Pottery, Archaeology & the Catawba Nation
The Catawba Nation in present-day Rock Hill is South Carolina’s only federally recognized tribe. Today, Catawba artisans are nationally recognized for their skill in producing highly burnished pottery, described by ethnohistorian Thomas Blumer as “a cultural treasure of tremendous worth.” The Museum’s collection features artisan vessels and archaeological fragments.
During the early colonial period, the Esaw gave rise to the Catawba nation by asimilating smaller nations to form a confederation. After the Yamasee War of 1715, the Catawba received privileged trading status from Carolina’s colonial government. King Hagler (Nopkehe) led the Catawba from 1754 to 1763. Catawba men returning from battle in the Seven Years War (1757-1763) brought smallpox to the nation, and nearly half the population was lost. Survivors fled to their ancestral territory, Cofitachequi, at Pine Tree Hill, or Camden, where they remained for two years. Following the American Revolution, the newly-constituted State of South Carolina recognized the 1763 Catawba reservation lands near Rock Hill.
The 1721 “Map of Several Nations” presented to Governor Francis Nicholson shows the Catawba (Nassaw) as the hub that linked Charles Town and Virginia to other tribes (Library of Congress).
Archaeological examples of Catawba pottery recovered from sites in Charleston, late 18th to early 19th century. The fragments are distinguished by a smooth, hard finish and flecks of mica. Many are decorated with red and black paint.

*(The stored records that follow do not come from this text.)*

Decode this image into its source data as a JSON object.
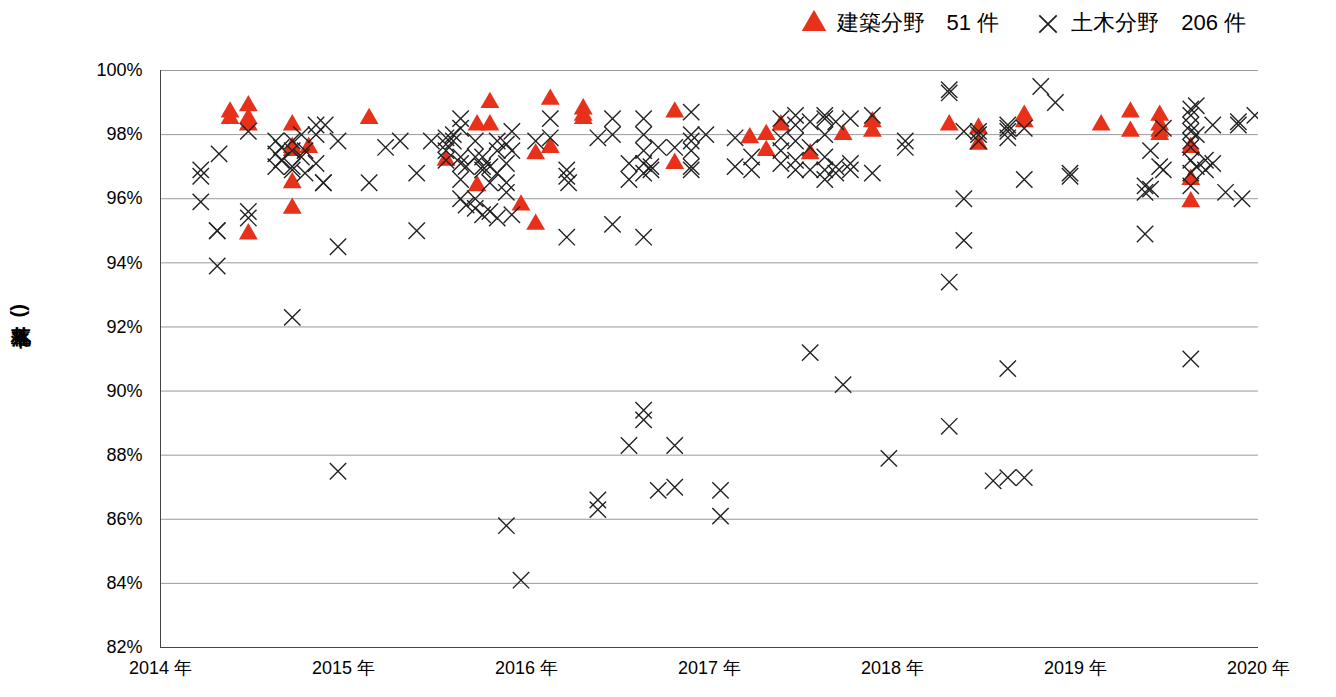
{
  "chart_data": {
    "type": "scatter",
    "y_label": "(落札率)",
    "xlim": [
      2014,
      2020
    ],
    "xticks": [
      {
        "value": 2014,
        "label": "2014 年"
      },
      {
        "value": 2015,
        "label": "2015 年"
      },
      {
        "value": 2016,
        "label": "2016 年"
      },
      {
        "value": 2017,
        "label": "2017 年"
      },
      {
        "value": 2018,
        "label": "2018 年"
      },
      {
        "value": 2019,
        "label": "2019 年"
      },
      {
        "value": 2020,
        "label": "2020 年"
      }
    ],
    "ylim": [
      82,
      100
    ],
    "yticks": [
      {
        "value": 82,
        "label": "82%"
      },
      {
        "value": 84,
        "label": "84%"
      },
      {
        "value": 86,
        "label": "86%"
      },
      {
        "value": 88,
        "label": "88%"
      },
      {
        "value": 90,
        "label": "90%"
      },
      {
        "value": 92,
        "label": "92%"
      },
      {
        "value": 94,
        "label": "94%"
      },
      {
        "value": 96,
        "label": "96%"
      },
      {
        "value": 98,
        "label": "98%"
      },
      {
        "value": 100,
        "label": "100%"
      }
    ],
    "grid": true,
    "legend": "top",
    "series": [
      {
        "name": "建築分野　51 件",
        "color": "#e8311a",
        "marker": "triangle",
        "x": [
          2014.38,
          2014.38,
          2014.48,
          2014.48,
          2014.48,
          2014.48,
          2014.72,
          2014.72,
          2014.72,
          2014.72,
          2014.72,
          2014.81,
          2015.14,
          2015.56,
          2015.73,
          2015.73,
          2015.8,
          2015.8,
          2015.97,
          2016.05,
          2016.05,
          2016.13,
          2016.13,
          2016.31,
          2016.31,
          2016.31,
          2016.81,
          2016.81,
          2017.22,
          2017.31,
          2017.31,
          2017.39,
          2017.55,
          2017.73,
          2017.89,
          2017.89,
          2018.31,
          2018.47,
          2018.47,
          2018.72,
          2018.72,
          2019.14,
          2019.3,
          2019.3,
          2019.46,
          2019.46,
          2019.46,
          2019.46,
          2019.63,
          2019.63,
          2019.63
        ],
        "values": [
          98.7,
          98.5,
          98.9,
          98.5,
          98.3,
          94.9,
          98.3,
          97.6,
          97.5,
          96.5,
          95.7,
          97.6,
          98.5,
          97.2,
          98.3,
          96.4,
          99.0,
          98.3,
          95.8,
          97.4,
          95.2,
          99.1,
          97.6,
          98.8,
          98.6,
          98.5,
          98.7,
          97.1,
          97.9,
          98.0,
          97.5,
          98.3,
          97.4,
          98.0,
          98.4,
          98.1,
          98.3,
          98.2,
          97.7,
          98.6,
          98.4,
          98.3,
          98.7,
          98.1,
          98.6,
          98.3,
          98.0,
          98.1,
          97.6,
          96.6,
          95.9
        ]
      },
      {
        "name": "土木分野　206 件",
        "color": "#222222",
        "marker": "x",
        "x": [
          2014.22,
          2014.22,
          2014.22,
          2014.31,
          2014.31,
          2014.31,
          2014.32,
          2014.48,
          2014.48,
          2014.48,
          2014.63,
          2014.63,
          2014.63,
          2014.66,
          2014.66,
          2014.72,
          2014.72,
          2014.72,
          2014.72,
          2014.72,
          2014.77,
          2014.77,
          2014.79,
          2014.79,
          2014.85,
          2014.85,
          2014.85,
          2014.89,
          2014.89,
          2014.9,
          2014.97,
          2014.97,
          2014.97,
          2015.14,
          2015.23,
          2015.31,
          2015.4,
          2015.4,
          2015.48,
          2015.56,
          2015.56,
          2015.56,
          2015.56,
          2015.6,
          2015.6,
          2015.64,
          2015.64,
          2015.64,
          2015.64,
          2015.64,
          2015.64,
          2015.67,
          2015.67,
          2015.72,
          2015.72,
          2015.72,
          2015.72,
          2015.76,
          2015.76,
          2015.76,
          2015.76,
          2015.8,
          2015.8,
          2015.8,
          2015.84,
          2015.84,
          2015.84,
          2015.84,
          2015.89,
          2015.89,
          2015.89,
          2015.89,
          2015.89,
          2015.92,
          2015.92,
          2015.92,
          2015.97,
          2016.05,
          2016.13,
          2016.13,
          2016.22,
          2016.22,
          2016.22,
          2016.23,
          2016.39,
          2016.39,
          2016.39,
          2016.47,
          2016.47,
          2016.47,
          2016.56,
          2016.56,
          2016.56,
          2016.64,
          2016.64,
          2016.64,
          2016.64,
          2016.64,
          2016.64,
          2016.64,
          2016.64,
          2016.68,
          2016.68,
          2016.72,
          2016.72,
          2016.81,
          2016.81,
          2016.81,
          2016.9,
          2016.9,
          2016.9,
          2016.9,
          2016.9,
          2016.9,
          2016.98,
          2017.06,
          2017.06,
          2017.14,
          2017.14,
          2017.23,
          2017.23,
          2017.39,
          2017.39,
          2017.39,
          2017.39,
          2017.47,
          2017.47,
          2017.47,
          2017.47,
          2017.47,
          2017.55,
          2017.55,
          2017.55,
          2017.55,
          2017.63,
          2017.63,
          2017.63,
          2017.63,
          2017.63,
          2017.63,
          2017.69,
          2017.69,
          2017.69,
          2017.73,
          2017.77,
          2017.77,
          2017.77,
          2017.89,
          2017.89,
          2017.98,
          2018.07,
          2018.07,
          2018.31,
          2018.31,
          2018.31,
          2018.31,
          2018.39,
          2018.39,
          2018.39,
          2018.47,
          2018.47,
          2018.47,
          2018.55,
          2018.63,
          2018.63,
          2018.63,
          2018.63,
          2018.63,
          2018.63,
          2018.72,
          2018.72,
          2018.72,
          2018.81,
          2018.89,
          2018.97,
          2018.97,
          2019.38,
          2019.38,
          2019.38,
          2019.41,
          2019.41,
          2019.46,
          2019.48,
          2019.48,
          2019.63,
          2019.63,
          2019.63,
          2019.63,
          2019.63,
          2019.63,
          2019.63,
          2019.63,
          2019.63,
          2019.63,
          2019.66,
          2019.66,
          2019.66,
          2019.71,
          2019.71,
          2019.75,
          2019.75,
          2019.82,
          2019.89,
          2019.89,
          2019.91,
          2019.98
        ],
        "values": [
          96.9,
          96.7,
          95.9,
          95.0,
          95.0,
          93.9,
          97.4,
          95.6,
          95.4,
          98.1,
          97.8,
          97.4,
          97.0,
          97.6,
          97.2,
          92.3,
          97.0,
          97.8,
          97.5,
          96.9,
          98.0,
          97.3,
          97.5,
          96.8,
          98.3,
          97.1,
          98.0,
          96.5,
          96.5,
          98.3,
          97.8,
          94.5,
          87.5,
          96.5,
          97.6,
          97.8,
          95.0,
          96.8,
          97.8,
          97.7,
          97.9,
          97.5,
          97.2,
          97.8,
          98.0,
          98.2,
          98.5,
          96.0,
          97.3,
          97.1,
          96.6,
          95.8,
          97.0,
          97.3,
          96.0,
          95.7,
          97.8,
          96.9,
          97.3,
          95.5,
          97.0,
          97.0,
          96.5,
          95.6,
          97.5,
          96.8,
          97.8,
          95.4,
          97.1,
          97.7,
          96.5,
          96.2,
          85.8,
          98.1,
          97.5,
          95.5,
          84.1,
          97.8,
          98.5,
          97.9,
          96.9,
          96.7,
          94.8,
          96.5,
          86.6,
          86.3,
          97.9,
          98.5,
          98.0,
          95.2,
          96.6,
          88.3,
          97.1,
          98.5,
          98.0,
          97.5,
          97.1,
          94.8,
          89.4,
          89.1,
          96.8,
          97.0,
          96.9,
          86.9,
          97.6,
          97.6,
          87.0,
          88.3,
          98.7,
          98.0,
          97.5,
          97.0,
          97.8,
          96.9,
          98.0,
          86.9,
          86.1,
          97.9,
          97.0,
          97.3,
          96.9,
          98.5,
          97.5,
          97.9,
          97.1,
          98.6,
          98.3,
          96.9,
          97.2,
          97.8,
          98.4,
          96.9,
          91.2,
          97.6,
          98.6,
          98.5,
          96.6,
          97.3,
          96.9,
          98.0,
          98.4,
          96.8,
          97.0,
          90.2,
          98.5,
          97.1,
          96.9,
          98.6,
          96.8,
          87.9,
          97.8,
          97.6,
          99.4,
          99.3,
          93.4,
          88.9,
          98.1,
          96.0,
          94.7,
          98.1,
          98.0,
          97.8,
          87.2,
          98.3,
          98.2,
          97.9,
          90.7,
          87.3,
          98.1,
          98.2,
          96.6,
          87.3,
          99.5,
          99.0,
          96.8,
          96.7,
          94.9,
          96.4,
          96.2,
          97.5,
          96.3,
          97.0,
          96.9,
          98.2,
          98.8,
          98.6,
          98.3,
          97.8,
          97.2,
          96.8,
          96.4,
          91.0,
          98.1,
          97.6,
          98.9,
          98.0,
          97.0,
          97.2,
          96.9,
          98.3,
          97.1,
          96.2,
          98.3,
          98.4,
          96.0,
          98.6
        ]
      }
    ]
  }
}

The Catawba revised their pottery tradition after their return to the Catawba River reservation. Stamped pottery common to Native peoples throughout the southeast was replaced with a homogenous, highly burnished style. The potters experienced a commercial demand for earthenware, and so reoriented their production to meet the market. Catawba women assumed new, and eventually dominant, roles in the nation’s economy.
Moreover, many Catawba became itinerant merchants, moving from the piedmont to the coast, where women made pottery and men hunted game. Santee River plantation owner Philip Porcher recalled that “the Catawba Indians….traveled down from the upcountry to Charleston, making clay along the way. They would camp until a section was supplied, then move on, till finally Charleston was reached” (Simms 1852).
A nearly-complete Catawba ware pitcher, decorated in red and black floral design, was recovered from a privy at 107 Church Street in the 1970s.
Archaeologists long suspected some of the more refined colonoware fragments from 19th century contexts were the product of Catawba potters. Then, beginning in 2004 archaeologists at the University of North Carolina-Chapel Hill discovered the sites of Old Town, Ayers Town, and New Town. These sites, occupied from the late 18th to early 19th century, produced clear evidence of market-level pottery production. Moreover, many of the fragments recovered in Charleston matched those found at the Catawba towns.
Many of our archaeological examples have distinctive painted decoration in red/orange and black. We find open bowls, often with faceted rims, jars, and even pitchers. A mostly complete pitcher came from 107 Church Street, and the Heyward Washington house produced numerous examples, mostly from the kitchen cellar.
A small pot made by Foxx Ayers, 1986. Foxx and his wife, Sarah, were well-known Catawba potters, and frequent guests at archaeology gatherings.
A vase made for The Charleston Museum by Martha Harris Sanders in 1964
The Museum’s history collection includes a handled vase dating to the mid-19th century that belonged to Samuel Cordes of Yaughan plantation in Berkeley County. (Archaeological excavations at Yaughan Plantation in the 1970s were among the first to produce colonowares.) The black burnished vessel has traces of red paint around the rim and is the oldest complete example in our collection. We also house an important collection of vessels from the early to mid-20th century that will be displayed in our postbellum section to illustrate the resilience of the Catawba people and the current place of this sovereign nation in our state.
These archaeological and historical examples of Catawba pottery demonstrate the integral role of the Catawba Nation in the history of South Carolina. The Catawba produced pottery continuously to the present day, and it remains central to their individual and collective identity.
This pitcher, purchased by Dr. Samuel Cordes of Yaughan Plantation, Berkeley County, is the oldest in the Museum’s history collection. There are faint traces of red paint around the rim. Originally dated to 1805, recent examination by David Cranford, Brent Burgin, and Brooke Bauer suggests a mid-19th century date, and possibly production by Billy George.
For further reading see:
Catawba Indian Pottery: the Survival of a Folk Tradition, by Thomas J. Blumer, University of Alabama Press, 2004.